Ostatni dzień sierpnia na długo zostanie zapamiętamy w firmie Zasław. Jej Andrychowski zakład stanął dzisiaj w płomieniach, a z ogniem walczy kilkanaście zastępów straży pożarnej.
Jak donoszą lokalne media, ogień pojawił się około godziny 17, w lakierni wykorzystywanej przy produkcji nowych naczep, przyczep oraz zabudów. Przez system wentylacyjny płomienie przeniosły się też na dach zakładu, a słup czarnego dymu był zauważalny z wielu kilometrów. Wstępne opanowanie sytuacji zajęło strażakom około godziny, a wartość strat finansowych jak na razie nie została podana.
W Andrychowie firma Zasław produkuje od 13 lat, w 2007 roku przejmując jeden z obiektów po upadłym producencie silników Andoria.

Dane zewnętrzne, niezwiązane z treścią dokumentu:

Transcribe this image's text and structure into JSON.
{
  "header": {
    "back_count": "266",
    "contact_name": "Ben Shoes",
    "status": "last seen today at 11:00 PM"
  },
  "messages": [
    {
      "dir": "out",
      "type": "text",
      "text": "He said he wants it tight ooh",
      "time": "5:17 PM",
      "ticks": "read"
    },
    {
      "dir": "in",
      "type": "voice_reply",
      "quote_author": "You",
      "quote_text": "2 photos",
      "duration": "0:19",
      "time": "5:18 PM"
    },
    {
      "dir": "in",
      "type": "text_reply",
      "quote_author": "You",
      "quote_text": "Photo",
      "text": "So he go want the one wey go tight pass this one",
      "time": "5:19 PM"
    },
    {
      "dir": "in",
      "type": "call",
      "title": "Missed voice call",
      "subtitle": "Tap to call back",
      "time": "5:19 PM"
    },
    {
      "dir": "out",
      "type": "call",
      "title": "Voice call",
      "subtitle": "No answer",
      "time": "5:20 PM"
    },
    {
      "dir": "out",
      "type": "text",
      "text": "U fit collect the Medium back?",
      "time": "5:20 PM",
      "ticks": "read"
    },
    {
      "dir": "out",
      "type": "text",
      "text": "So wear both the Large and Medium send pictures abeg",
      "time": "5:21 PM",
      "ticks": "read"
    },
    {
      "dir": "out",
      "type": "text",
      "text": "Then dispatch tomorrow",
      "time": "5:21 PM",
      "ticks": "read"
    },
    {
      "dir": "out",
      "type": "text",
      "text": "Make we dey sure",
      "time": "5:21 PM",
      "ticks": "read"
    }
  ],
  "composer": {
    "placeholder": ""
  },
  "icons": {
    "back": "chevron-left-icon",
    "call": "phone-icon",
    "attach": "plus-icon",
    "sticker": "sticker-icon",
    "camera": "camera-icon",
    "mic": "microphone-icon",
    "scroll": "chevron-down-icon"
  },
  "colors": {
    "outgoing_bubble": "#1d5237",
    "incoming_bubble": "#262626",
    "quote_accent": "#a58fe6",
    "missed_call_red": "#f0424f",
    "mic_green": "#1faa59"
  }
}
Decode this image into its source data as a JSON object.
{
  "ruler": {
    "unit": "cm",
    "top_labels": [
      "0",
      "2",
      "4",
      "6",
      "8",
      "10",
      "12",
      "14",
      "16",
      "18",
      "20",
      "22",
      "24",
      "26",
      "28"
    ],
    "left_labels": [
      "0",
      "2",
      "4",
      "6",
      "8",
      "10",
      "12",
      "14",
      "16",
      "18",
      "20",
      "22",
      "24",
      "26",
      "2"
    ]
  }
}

Firma przeniosła wówczas produkcję z Zagórza pod Sanokiem, tłumacząc wszystko łatwiejszą organizacją logistyki, możliwością rozbudowy zakładu i lepszym dostępem do podwykonawców.
Na koniec też dodam, że to już druga podobna sytuacja w ciągu dwóch lat. W 2018 roku pożar pojawił się w lakierni firmy Wielton, tylko na giełdzie papierów wartościowych generując 40-milionowe straty.